Except for one thing: The 'branch picking' process shown above (there's a better name for this, but I lost the paper in which I found it) is not exclusive. A branch with variable or wildcard patterns will often end up in multiple sub-trees. It is possible to just compile it multiple times, of course, but that'll bloat up some kinds of code beyond reason. So we have to be careful, when compiling, to just jump to an already-compiled instance of the branch if one exists.

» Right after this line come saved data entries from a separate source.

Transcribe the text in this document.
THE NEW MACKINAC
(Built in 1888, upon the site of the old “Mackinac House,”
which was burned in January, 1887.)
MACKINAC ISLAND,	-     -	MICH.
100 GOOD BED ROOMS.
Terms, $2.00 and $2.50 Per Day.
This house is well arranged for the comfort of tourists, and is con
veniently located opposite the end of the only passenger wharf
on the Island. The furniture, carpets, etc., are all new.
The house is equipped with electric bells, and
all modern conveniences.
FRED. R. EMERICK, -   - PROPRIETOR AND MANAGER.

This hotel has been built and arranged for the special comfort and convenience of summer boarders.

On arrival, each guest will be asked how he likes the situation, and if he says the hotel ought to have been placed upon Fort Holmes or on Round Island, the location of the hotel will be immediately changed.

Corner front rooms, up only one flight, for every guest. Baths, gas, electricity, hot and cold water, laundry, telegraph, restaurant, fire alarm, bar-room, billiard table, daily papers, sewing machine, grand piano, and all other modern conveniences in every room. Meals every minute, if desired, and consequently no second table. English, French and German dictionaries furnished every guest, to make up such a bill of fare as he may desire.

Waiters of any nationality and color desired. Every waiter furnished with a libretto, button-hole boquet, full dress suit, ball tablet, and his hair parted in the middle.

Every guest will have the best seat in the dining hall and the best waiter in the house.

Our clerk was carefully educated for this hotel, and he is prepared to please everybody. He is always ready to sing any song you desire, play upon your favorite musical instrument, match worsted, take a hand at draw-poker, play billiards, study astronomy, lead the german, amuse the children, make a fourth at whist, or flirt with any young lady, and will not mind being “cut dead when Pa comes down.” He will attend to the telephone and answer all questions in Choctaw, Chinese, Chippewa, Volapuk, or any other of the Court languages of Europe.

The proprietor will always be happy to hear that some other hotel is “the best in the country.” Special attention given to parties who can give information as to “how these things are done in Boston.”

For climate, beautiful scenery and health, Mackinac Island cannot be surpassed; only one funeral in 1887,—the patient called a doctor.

The tricky part is that, if the branch's patterns bind variables, those have to be compiled in such a way that they end up in the same virtual registers. Nested composite values will often be dereferenced and stored in a virtual register during the matching, and the path used to reach a branch's body can be wildly different. I solved this by noting that vregs can 'merge' harmlessly if they are guaranteed to hold the same value, even if they are assigned in two different places, and am using a scheme where, when dereferencing a value, I check whether any other branch dereferenced it before, and if so, re-use the virtual register the other branch used.
If the language had I/O, it could be used for (modest) real programs at this point!